Using clipboard tricks and slight delays, NetExec can paste commands into the RDP session and execute them — simulating real user behavior. Not the most reliable method, but sometimes the only way in.

nxc rdp 192.168.1.11 -u administrator -p Ignite@987 -x "whoami" --clipboard-delay 30

SSH Command Execution

The tester had already explored Windows systems. But now, something different appeared on the network — a Linux machine. SSH (Secure Shell) on port 22 provides direct, encrypted command-line access.

No tricks needed here — just pure command-line access. Once authenticated, the tester had direct control, executing commands as if sitting in front of the machine.

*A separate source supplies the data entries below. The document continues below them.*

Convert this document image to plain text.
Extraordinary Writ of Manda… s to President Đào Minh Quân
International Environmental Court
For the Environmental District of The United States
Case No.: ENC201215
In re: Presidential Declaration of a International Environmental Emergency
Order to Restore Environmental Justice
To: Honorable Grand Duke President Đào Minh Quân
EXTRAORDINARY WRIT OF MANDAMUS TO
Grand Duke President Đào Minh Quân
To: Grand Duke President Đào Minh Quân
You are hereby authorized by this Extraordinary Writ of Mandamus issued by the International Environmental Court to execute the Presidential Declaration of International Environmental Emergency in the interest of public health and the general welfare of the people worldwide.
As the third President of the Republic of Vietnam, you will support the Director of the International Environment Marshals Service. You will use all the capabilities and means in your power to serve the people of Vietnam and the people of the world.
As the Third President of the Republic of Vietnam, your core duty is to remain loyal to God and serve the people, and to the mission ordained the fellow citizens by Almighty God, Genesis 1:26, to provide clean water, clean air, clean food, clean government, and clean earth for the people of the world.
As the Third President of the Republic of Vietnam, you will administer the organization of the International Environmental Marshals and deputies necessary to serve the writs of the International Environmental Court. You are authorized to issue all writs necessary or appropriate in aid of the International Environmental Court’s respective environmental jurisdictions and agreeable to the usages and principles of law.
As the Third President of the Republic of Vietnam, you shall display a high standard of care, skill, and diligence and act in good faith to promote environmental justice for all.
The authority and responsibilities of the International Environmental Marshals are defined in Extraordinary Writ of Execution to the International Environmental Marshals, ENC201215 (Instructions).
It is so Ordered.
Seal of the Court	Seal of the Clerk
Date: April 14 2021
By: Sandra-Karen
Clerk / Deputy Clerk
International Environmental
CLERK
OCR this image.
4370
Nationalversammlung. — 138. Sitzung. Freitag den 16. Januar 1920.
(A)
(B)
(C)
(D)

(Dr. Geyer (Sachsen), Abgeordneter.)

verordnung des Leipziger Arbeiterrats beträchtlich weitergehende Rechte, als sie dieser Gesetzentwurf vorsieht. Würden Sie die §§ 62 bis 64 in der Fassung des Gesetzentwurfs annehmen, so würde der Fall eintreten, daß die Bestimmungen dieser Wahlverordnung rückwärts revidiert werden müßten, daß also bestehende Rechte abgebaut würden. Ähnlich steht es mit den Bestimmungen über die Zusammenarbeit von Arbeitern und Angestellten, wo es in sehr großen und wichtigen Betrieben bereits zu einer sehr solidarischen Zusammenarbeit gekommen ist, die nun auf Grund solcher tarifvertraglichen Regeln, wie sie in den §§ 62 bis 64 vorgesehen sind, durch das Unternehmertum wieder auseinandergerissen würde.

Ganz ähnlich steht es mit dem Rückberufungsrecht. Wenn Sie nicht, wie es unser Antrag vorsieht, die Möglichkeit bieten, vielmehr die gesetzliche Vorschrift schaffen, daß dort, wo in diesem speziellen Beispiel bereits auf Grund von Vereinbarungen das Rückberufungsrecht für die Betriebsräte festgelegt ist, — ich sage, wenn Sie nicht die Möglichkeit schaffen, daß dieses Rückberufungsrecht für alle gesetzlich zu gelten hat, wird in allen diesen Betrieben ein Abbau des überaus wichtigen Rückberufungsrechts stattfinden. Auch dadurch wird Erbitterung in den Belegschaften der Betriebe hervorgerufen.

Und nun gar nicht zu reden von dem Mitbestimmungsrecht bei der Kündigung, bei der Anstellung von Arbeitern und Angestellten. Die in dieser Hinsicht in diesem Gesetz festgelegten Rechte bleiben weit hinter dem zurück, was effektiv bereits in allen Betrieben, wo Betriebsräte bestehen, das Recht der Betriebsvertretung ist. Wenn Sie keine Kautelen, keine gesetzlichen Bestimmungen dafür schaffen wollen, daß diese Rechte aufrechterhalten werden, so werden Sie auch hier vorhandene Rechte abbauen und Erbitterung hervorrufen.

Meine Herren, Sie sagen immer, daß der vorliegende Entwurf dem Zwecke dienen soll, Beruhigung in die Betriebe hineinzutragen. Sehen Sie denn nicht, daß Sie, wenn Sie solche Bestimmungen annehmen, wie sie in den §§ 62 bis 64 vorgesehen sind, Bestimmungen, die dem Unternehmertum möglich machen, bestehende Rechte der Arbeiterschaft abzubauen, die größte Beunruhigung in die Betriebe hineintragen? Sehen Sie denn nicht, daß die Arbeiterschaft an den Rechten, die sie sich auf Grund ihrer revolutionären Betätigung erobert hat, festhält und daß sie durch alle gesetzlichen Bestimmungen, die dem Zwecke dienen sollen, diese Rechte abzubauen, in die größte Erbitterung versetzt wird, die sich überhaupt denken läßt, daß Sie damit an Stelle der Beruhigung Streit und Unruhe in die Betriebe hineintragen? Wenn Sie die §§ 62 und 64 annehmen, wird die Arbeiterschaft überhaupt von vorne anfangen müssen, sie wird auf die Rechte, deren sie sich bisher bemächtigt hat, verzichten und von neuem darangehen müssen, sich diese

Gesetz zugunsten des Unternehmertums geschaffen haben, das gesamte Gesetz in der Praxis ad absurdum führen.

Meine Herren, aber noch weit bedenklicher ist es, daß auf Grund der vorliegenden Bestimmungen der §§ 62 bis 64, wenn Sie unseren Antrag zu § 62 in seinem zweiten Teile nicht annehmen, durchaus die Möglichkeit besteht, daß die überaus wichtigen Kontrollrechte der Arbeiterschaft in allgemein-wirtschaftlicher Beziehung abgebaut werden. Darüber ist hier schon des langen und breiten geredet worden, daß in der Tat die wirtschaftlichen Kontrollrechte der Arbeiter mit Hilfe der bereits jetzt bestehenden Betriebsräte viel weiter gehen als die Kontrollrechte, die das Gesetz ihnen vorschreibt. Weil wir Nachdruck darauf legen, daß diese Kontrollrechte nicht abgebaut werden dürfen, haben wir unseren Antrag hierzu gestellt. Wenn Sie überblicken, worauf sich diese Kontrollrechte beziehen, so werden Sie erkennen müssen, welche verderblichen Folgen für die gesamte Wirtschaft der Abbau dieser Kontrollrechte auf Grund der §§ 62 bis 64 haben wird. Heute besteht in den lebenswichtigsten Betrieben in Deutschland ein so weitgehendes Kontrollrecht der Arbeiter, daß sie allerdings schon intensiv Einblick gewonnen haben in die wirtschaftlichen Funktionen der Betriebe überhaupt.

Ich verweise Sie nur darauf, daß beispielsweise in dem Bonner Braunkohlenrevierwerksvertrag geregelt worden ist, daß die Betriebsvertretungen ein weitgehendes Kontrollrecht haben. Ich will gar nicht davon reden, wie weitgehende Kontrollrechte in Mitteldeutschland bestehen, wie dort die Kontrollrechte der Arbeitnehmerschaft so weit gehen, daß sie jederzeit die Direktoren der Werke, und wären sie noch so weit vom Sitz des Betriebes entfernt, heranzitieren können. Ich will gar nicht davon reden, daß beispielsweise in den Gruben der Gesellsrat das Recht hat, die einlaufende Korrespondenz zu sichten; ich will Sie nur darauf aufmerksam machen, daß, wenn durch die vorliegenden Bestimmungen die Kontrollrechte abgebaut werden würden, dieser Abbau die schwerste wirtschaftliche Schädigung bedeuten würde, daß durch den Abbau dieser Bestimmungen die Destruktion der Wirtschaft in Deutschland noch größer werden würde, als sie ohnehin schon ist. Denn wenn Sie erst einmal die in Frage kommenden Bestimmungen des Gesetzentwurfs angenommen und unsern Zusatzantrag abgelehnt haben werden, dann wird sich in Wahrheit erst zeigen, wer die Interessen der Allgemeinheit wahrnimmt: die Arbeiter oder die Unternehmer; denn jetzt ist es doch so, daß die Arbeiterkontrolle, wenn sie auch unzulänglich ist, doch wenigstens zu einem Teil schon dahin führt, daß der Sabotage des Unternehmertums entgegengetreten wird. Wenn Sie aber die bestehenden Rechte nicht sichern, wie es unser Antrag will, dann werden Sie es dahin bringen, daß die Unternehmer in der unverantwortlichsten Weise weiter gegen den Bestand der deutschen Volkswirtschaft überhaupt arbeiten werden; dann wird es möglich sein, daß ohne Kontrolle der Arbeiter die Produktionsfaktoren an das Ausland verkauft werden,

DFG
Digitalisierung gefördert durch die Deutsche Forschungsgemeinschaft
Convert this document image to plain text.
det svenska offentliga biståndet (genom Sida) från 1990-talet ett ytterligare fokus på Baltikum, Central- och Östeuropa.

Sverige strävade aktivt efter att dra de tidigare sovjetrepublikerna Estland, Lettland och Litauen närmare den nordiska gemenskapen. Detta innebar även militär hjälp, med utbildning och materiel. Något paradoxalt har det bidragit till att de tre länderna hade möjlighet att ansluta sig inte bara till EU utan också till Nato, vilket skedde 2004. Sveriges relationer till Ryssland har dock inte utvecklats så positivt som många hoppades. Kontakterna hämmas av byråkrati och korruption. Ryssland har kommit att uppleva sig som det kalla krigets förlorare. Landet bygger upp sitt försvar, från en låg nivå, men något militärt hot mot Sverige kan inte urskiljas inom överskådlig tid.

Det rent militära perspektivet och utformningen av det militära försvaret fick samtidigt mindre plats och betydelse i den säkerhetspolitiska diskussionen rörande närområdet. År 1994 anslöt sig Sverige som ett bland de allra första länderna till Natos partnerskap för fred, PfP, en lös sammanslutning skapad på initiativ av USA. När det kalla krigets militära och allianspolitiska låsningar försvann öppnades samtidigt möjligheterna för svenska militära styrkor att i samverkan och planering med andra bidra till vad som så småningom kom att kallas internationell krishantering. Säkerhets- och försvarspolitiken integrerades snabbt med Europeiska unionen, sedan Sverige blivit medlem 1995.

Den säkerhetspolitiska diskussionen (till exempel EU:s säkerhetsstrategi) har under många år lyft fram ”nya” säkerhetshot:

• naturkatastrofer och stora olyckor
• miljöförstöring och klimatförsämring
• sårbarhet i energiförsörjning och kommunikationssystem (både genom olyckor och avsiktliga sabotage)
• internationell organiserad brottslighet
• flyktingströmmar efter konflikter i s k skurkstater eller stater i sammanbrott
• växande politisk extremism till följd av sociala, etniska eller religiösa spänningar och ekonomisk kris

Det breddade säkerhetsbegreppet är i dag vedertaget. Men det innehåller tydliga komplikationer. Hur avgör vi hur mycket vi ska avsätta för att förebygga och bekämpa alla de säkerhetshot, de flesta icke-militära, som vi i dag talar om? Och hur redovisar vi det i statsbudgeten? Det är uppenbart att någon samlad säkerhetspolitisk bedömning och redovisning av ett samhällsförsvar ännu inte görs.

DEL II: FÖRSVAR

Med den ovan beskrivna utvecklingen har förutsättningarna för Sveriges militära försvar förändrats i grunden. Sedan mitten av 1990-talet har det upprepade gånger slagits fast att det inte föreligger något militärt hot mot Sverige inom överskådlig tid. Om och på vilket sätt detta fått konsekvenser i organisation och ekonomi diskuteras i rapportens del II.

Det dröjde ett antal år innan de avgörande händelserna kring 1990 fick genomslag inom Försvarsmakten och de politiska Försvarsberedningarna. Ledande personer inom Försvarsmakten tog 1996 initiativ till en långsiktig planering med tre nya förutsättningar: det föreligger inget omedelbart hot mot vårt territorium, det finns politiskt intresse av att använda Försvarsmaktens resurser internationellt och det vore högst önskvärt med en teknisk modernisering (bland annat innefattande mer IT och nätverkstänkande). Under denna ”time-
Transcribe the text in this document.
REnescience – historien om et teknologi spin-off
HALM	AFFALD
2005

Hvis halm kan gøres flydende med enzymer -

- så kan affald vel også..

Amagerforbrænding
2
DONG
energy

nxc ssh 192.168.1.12 -u pentest -p 123 -x ifconfig

Key Takeaways

  • NetExec supports six major protocols: SMB, WinRM, WMI, MSSQL, RDP, and SSH.
  • Three authentication escalation paths exist: Password → Pass-the-Hash → Pass-the-Ticket/Certificate.
  • SMB requires LM:NT hash format; WinRM, WMI, and MSSQL accept NT hash alone.
  • Pass-the-Certificate is the most advanced technique, using stolen ADCS certificates via PKINIT.
  • MSSQL via xp_cmdshell can lead to NT AUTHORITY\SYSTEM — a critical privilege escalation path.